Engineering at Illinois announces next class of Faculty Entrepreneurial Fellows

In 2015, Engineering at Illinois announced the formation of the Faculty Entrepreneurial Fellow program to “fundamentally redefine the role of faculty and innovation.“ Funded by a group of passionate alumni, the program allows faculty to rotate out of the classroom and other service to the University for at least year to focus on taking a developing technology and evaluate its commercial potential. 

Rather than taking a sabbatical and working away from campus, the program gives strong consideration to those faculty members who have significant student involvement. Together with those students, the selected Faculty Entrepreneurial Fellows will conduct experiments, build prototypes, visit potential customers, study the market, conduct proof-of-concept research, and grow their entrepreneurial opportunities.

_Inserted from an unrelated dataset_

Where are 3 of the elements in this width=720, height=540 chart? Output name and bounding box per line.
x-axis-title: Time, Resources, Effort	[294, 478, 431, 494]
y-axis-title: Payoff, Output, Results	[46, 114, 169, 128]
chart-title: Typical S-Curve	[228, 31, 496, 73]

"The Faculty Entrepreneurial Fellows program builds on our strength of taking new discoveries and breakthrough ideas and turning them into innovative technologies and products to make a difference for the world," said Andreas Cangellaris, Dean of the College of Engineering. "Our ecosystem is one of the many reasons world-renowned faculty and the brightest young engineering minds converge on our campus. The sheer interest by our faculty and the quality of the submitted proposals validate our decision to develop this program. I am excited to see the results from this strong FEF class.”

“While the entrepreneurial ecosystem in Chicago, Urbana-Champaign, and the Midwest is starting to flourish, but in order to continue, you need to continually invest in its future, both financially and with innovative programs,” said John Thode, a 1979 electrical engineering graduate and one of three initial alumni backers for the program.  “At Illinois we have the environment for world-changing interdisciplinary research and innovation where faculty and students work together to build startups with high impact. The Faculty Entrepreneur Fellowship program encourages faculty to see their ideas come to fruition without leaving campus or their student support. It sends a message to current and future faculty, as well as students, that entrepreneurship can and should be a central and differentiated part of their experience here."

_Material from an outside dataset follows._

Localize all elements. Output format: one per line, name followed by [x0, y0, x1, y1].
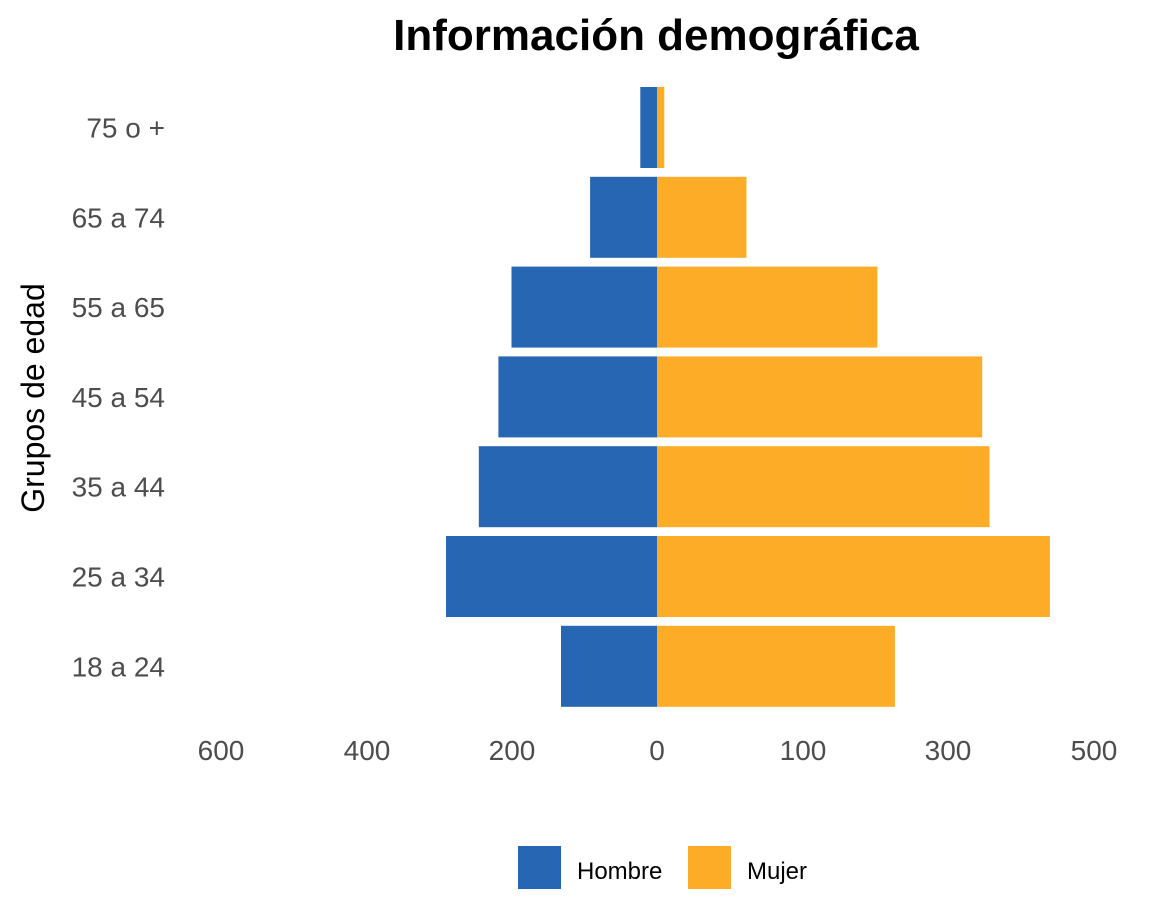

The second FEF class, which the College of Engineering is announcing, includes Jean Paul Allain, associate professor of nuclear, plasma, and radiological engineering; Scott Carney, professor of electrical and computer engineering; Andrew Smith, assistant professor of bioengineering; and Scott White, professor of aerospace engineering.

Innovating bioactive interfaces with atomic-scale additive plasma nano-manufacturing

With the market for biomedical implants expected to reach $60 billion by 2020, Allain’s team will disrupt the biosurface and biointerface technology space by introducing a novel synthesis approach that is clean, cheap, versatile and scalable.  The multi-functional nanostructured surfaces can enhance implant integration with tissue and eliminate, or significantly reduce infection, inflammation, and rejection.

 

Phase-resolved confocal microscopy

Confocal microscopy is a widely used optical imaging technique.  It is found in diverse fields from biomedicine, where it is used to image sub-cellular structure, to precision manufacturing, where it is used to perform nanometer-scale inspections. Adding quantitative phase-sensitivity provides more precise mapping of sample shape and resolves inherent contrast mechanisms, but in the past has proven problematic and slow.  Carney’s team has developed a quantitative-phase confocal system that is robust, easily implemented and fast that opens the door to new capabilities in confocal microscpy.  

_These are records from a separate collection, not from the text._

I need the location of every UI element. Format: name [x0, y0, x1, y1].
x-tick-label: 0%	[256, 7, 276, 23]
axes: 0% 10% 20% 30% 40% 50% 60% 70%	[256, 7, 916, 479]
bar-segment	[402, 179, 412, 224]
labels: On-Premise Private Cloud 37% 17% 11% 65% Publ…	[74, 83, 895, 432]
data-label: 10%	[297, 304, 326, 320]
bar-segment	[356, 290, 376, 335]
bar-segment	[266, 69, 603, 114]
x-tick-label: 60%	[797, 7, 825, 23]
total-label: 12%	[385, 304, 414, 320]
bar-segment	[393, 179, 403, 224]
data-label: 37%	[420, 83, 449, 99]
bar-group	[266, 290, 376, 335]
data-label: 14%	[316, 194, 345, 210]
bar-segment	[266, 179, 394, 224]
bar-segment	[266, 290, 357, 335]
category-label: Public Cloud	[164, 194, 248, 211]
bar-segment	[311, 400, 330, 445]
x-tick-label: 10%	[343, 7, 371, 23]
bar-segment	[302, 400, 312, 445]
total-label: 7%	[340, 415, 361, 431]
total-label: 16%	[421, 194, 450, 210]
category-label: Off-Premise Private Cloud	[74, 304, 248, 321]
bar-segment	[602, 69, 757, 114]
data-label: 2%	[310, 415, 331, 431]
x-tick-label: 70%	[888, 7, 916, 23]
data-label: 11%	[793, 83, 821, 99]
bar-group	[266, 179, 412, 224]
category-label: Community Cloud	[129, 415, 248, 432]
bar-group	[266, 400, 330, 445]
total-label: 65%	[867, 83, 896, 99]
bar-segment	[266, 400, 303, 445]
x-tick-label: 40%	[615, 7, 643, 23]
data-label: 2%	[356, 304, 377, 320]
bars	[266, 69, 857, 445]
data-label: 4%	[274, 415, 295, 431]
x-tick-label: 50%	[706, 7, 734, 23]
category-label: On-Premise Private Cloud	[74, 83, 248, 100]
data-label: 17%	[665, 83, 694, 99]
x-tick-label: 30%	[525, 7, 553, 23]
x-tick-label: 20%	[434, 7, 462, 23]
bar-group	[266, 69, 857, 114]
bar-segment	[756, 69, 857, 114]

Brightness-equalized quantum dots for biomolecular analysis

Smith and his student researchers are developing quantum dots (QDs) that produce multi-colored light for more precise imaging. The advancement will be beneficial for identifying cancer cells (especially in breast and prostate cancer patients) and in white blood cell analysis. While QD technology already produces three times the colors as fluorescent probes or dyes, it has proven tougher to use.  Smith’s team is developing quantum dots that will not only be easier to use, but also increase capacity to 10 to 50 colors.

Self-healing batteries

White and his team are developing a self-healing battery that will be safer and last much longer than existing batteries. Targeting the ever-expanding transportation sector, White is developing electrodes that shutdown the battery before combustion in the event of battery failure. The addition of microcapsules, which release conductive particles when cracking occurs, and the use of reversible binders promise to extend the life of the battery. A team of engineering and business students will work on the project at the Beckman Institute during the 2016-17 academic year.